In der Marienkirche haben die Besucher Tango getanzt. Foto: Lichtgut/Julian Rettig

Zu der 13. „Nacht der offenen Kirchen“ haben am Pfingstsonntag 19 Gemeinden eingeladen. Nicht nur evangelische, auch katholische und neuapostolische Gotteshäuser boten bis 23 Uhr ein buntes Programm. Getanzt werden durfte auch.

Stuttgart - Dieses Brausen! Die Töne der Orgel in der Heslacher Matthäuskirche erschienen gerade so wie die Feuerzungen des Heiligen Geistes, die der Evangelist Lukas beschreibt: Sie ließen die Apostel in anderen Sprachen predigen. Die Musikerin Gabriele Degenhardt erweckte sie zum Leben mit der Orgelfantasie „Komm, Heiliger Geist, Herre Gott“ von Johann Sebastian Bach und anderen Pfingstchorälen.

Es war einer der Auftakte zu der 13. „Nacht der offenen Kirchen“, zu der am Pfingstsonntag 19 Gemeinden in den Dekanaten Stuttgart-Mitte, Bad Cannstatt, Degerloch und Zuffenhausen luden. Nicht nur evangelische, auch katholische und neuapostolische Gotteshäuser boten bis 23 Uhr ein buntes Programm, das von Musik über Lesungen, Diskussionen bis zu Lichtinstallationen reichte. In der Stiftskirche konnten Besucher nach einem ökumenischen Gottesdienst mit dem evangelischen Bischof Frank Otfried July und dem katholischen, Gebhard Fürst, auf den Turm steigen, sie erfuhren, was es mit dem Pfingstfenster des Künstlers Wolf-Dieter Kohler auf sich hat, und lauschten dem Organisten Kensuke Ohira. „Die Botschaft des Pfingstfests – Vielfalt, Austausch. Zusammenkommen – ist aktueller denn je“, so Markus Friedrich, Mesner der Stiftskirche. „Es ist wichtig, dies zurück ins Bewusstsein der Menschen zu bringen.“ Wüssten doch manche nicht, was da gefeiert würde. Am „Geburtstagsfest der Kirche“ sollen, so heißt es beim Evangelischen Kirchenkreis Stuttgart, alle Menschen – unabhängig von Nationalität und Ethnizität – angesprochen werden.

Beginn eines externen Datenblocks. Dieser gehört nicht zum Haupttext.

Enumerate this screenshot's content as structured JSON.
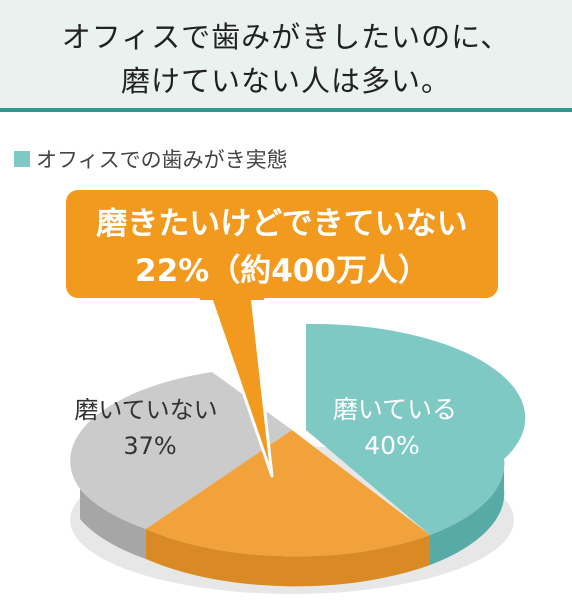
{
  "header": {
    "title_line1": "オフィスで歯みがきしたいのに、",
    "title_line2": "磨けていない人は多い。"
  },
  "legend": {
    "label": "オフィスでの歯みがき実態"
  },
  "colors": {
    "brushing": "#7fc9c5",
    "want_not": "#f2a23a",
    "not_brushing": "#c8c8c8",
    "accent": "#2a9a8e",
    "callout": "#f29a1e"
  },
  "chart_data": {
    "type": "pie",
    "title": "オフィスでの歯みがき実態",
    "slices": [
      {
        "name": "磨いている",
        "value": 40
      },
      {
        "name": "磨きたいけどできていない",
        "value": 22
      },
      {
        "name": "磨いていない",
        "value": 37
      }
    ],
    "labels": {
      "brushing": {
        "name": "磨いている",
        "pct": "40%"
      },
      "not_brushing": {
        "name": "磨いていない",
        "pct": "37%"
      },
      "callout_line1": "磨きたいけどできていない",
      "callout_line2": "22%（約400万人）"
    }
  }
}
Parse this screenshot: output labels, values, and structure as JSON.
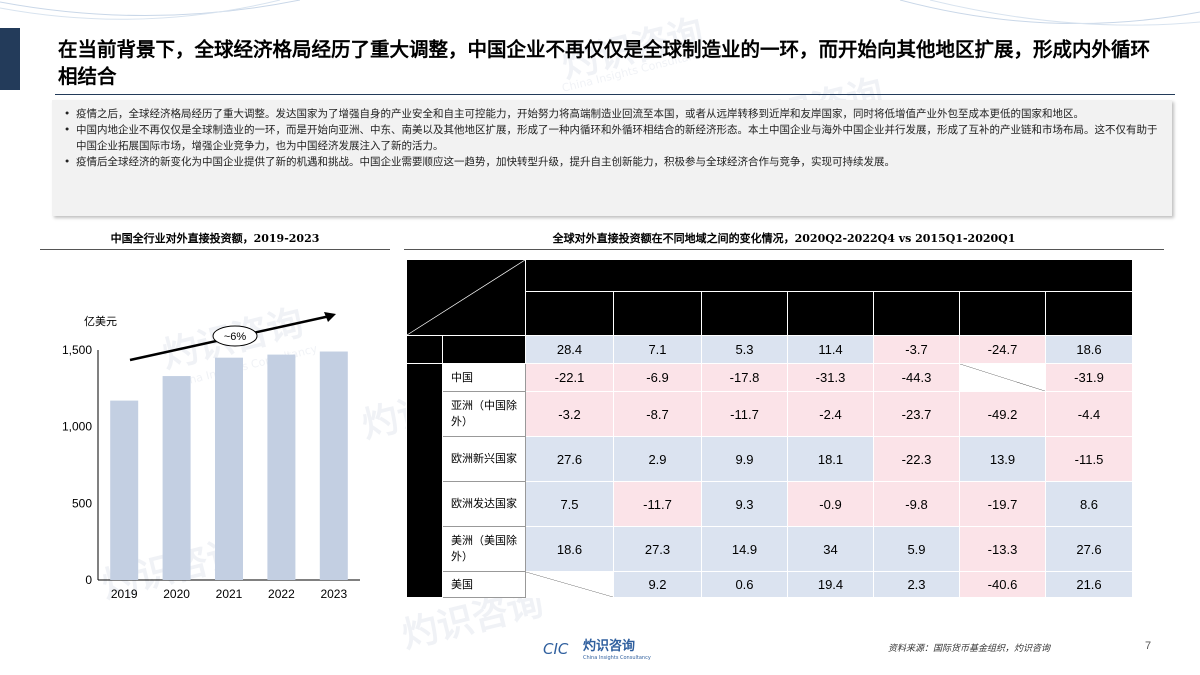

Lebendig ging es in der Marienkirche zu

Das geschah in der Leonhardskirche mit der Ausstellung „An(ge)kommen“. Inmitten der Fotografien von Geflüchteten aus 70 Jahren wurde etwa über die historischen Folgen des Zweiten Weltkriegs bis heute gesprochen. Die Hospitalkirche wiederum zeigte Kurzfilme der Filmakademie Baden-Württemberg. Darunter war auch der ausgezeichnete Animationsfilm „Oh Sheep“, der die Themen Toleranz, Vorurteile und Fanatismus mit viel schwarzem Humor auf den Punkt bringt: Nachdem zwei Schäfer die Felle ihrer Herden in verschiedenen Mustern scheren, um sie auseinanderzuhalten, prügeln die Tiere sich tot.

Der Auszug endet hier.